Com área cultivada de pouco mais de 20 hectares, a lavoura de Bocalom foi apresentada aos participantes como exemplo de desempenho produtivo. Durante o encontro, ele afirmou que o robusta amazônico tem capacidade de elevar a renda do produtor e ampliar a presença do Acre no mercado regional. “O café robusta amazônico é altamente produtivo e oferece uma rentabilidade muito interessante para o produtor. É uma cultura que pode transformar a realidade econômica de muitas famílias”, disse. Mais adiante, reforçou: “O café é uma grande oportunidade para o Acre. O pequeno produtor consegue ter renda, melhorar sua qualidade de vida e ainda contribuir para o crescimento da economia local”.
Bocalom também resgatou o período em que administrou Acrelândia e associou a expansão da cafeicultura no município às políticas de incentivo implantadas naquela fase. Hoje, a cidade é tratada como principal polo produtor do grão no estado. “Quando fui prefeito, investimos fortemente no incentivo ao café. Hoje, Acrelândia é referência no Acre, mostrando que, com apoio e planejamento, é possível desenvolver uma cadeia produtiva forte e sustentável”, afirmou.
Entre os participantes estavam nomes ligados à produção cafeeira local, como Celso Timpurim, Wanderley Lara, Wagner Álvares e outros produtores de Acrelândia. O encontro também atraiu representantes de outras cadeias produtivas. O pecuarista Jorge Moura, que atua ainda com soja, classificou o agronegócio como uma saída econômica para o estado. Já o produtor Mário Maffi, com atuação no cultivo de milho e soja no Alto Acre, avaliou que o café já entrou em fase de consolidação no campo e amplia seu peso na economia rural acreana.

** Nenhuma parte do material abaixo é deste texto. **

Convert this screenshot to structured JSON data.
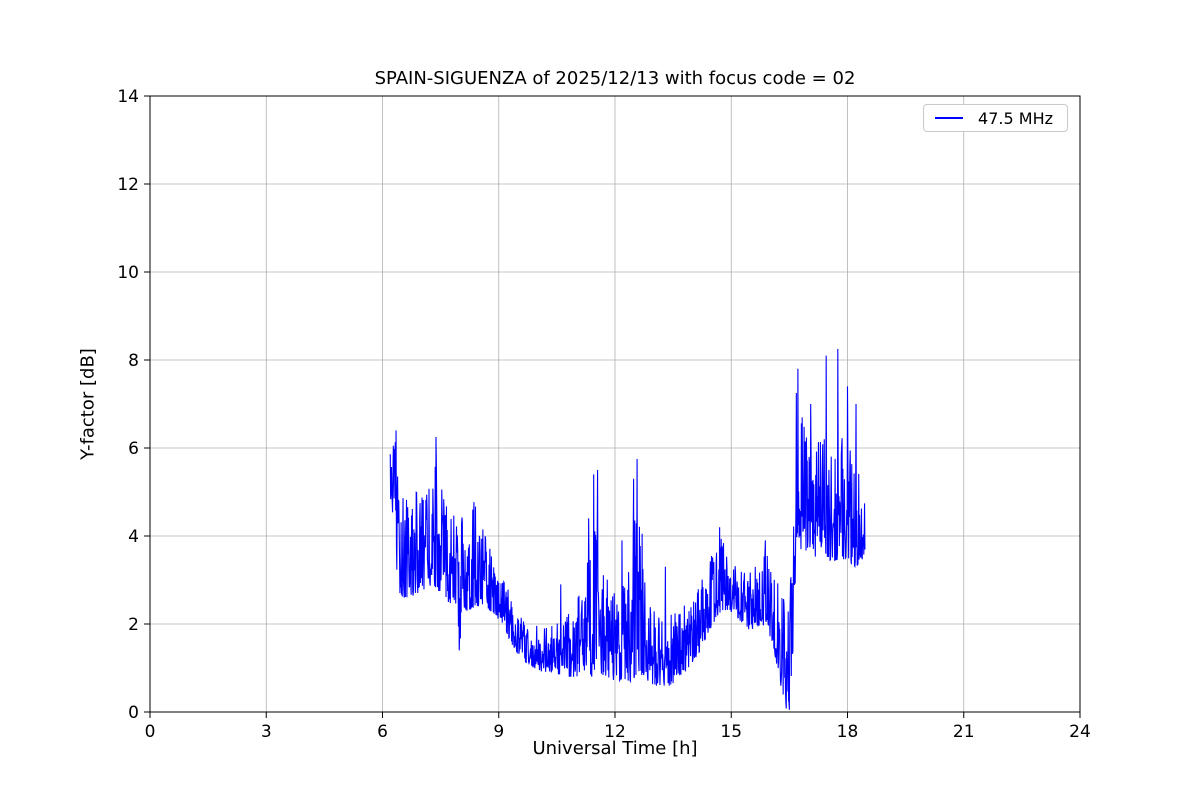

A programação técnica abriu com a palestra de Ronaldo Marciano, representante da UPL, que apresentou um panorama do mercado global do café, a alta dos preços, os custos de produção e a necessidade de gestão eficiente da propriedade. Em seguida, Hadamés Wilson expôs dados da produção no Acre, com foco nas regiões do Baixo e do Alto Acre, e tratou de estratégias de plantio entre abril e maio para reduzir perdas na colheita. Também foram citados resultados de produtividade em municípios como Capixaba, Rio Branco, Porto Acre e Acrelândia.
No encerramento, o professor Leonardo Tavela, da Universidade Federal do Acre, apresentou um panorama da cafeicultura no Vale do Juruá, com os entraves para ampliar a atividade e os avanços obtidos a partir do laboratório de qualidade do café da universidade. A exposição incluiu dados de produtividade e perspectivas de fortalecimento da cadeia no estado.
Após as palestras, produtores e convidados seguiram para visitas de campo. A projeção apresentada durante a atividade aponta safra acima de 880 sacas na área observada. Outra demonstração mostrou o desempenho de um plantio com um ano e três meses conduzido com cobertura vegetal para conter o mato ao redor da planta. O evento também recebeu representantes do governo da Bolívia e da área de agricultura de Boca do Acre, no Amazonas, num movimento que amplia o interesse regional pelo avanço da cafeicultura acreana.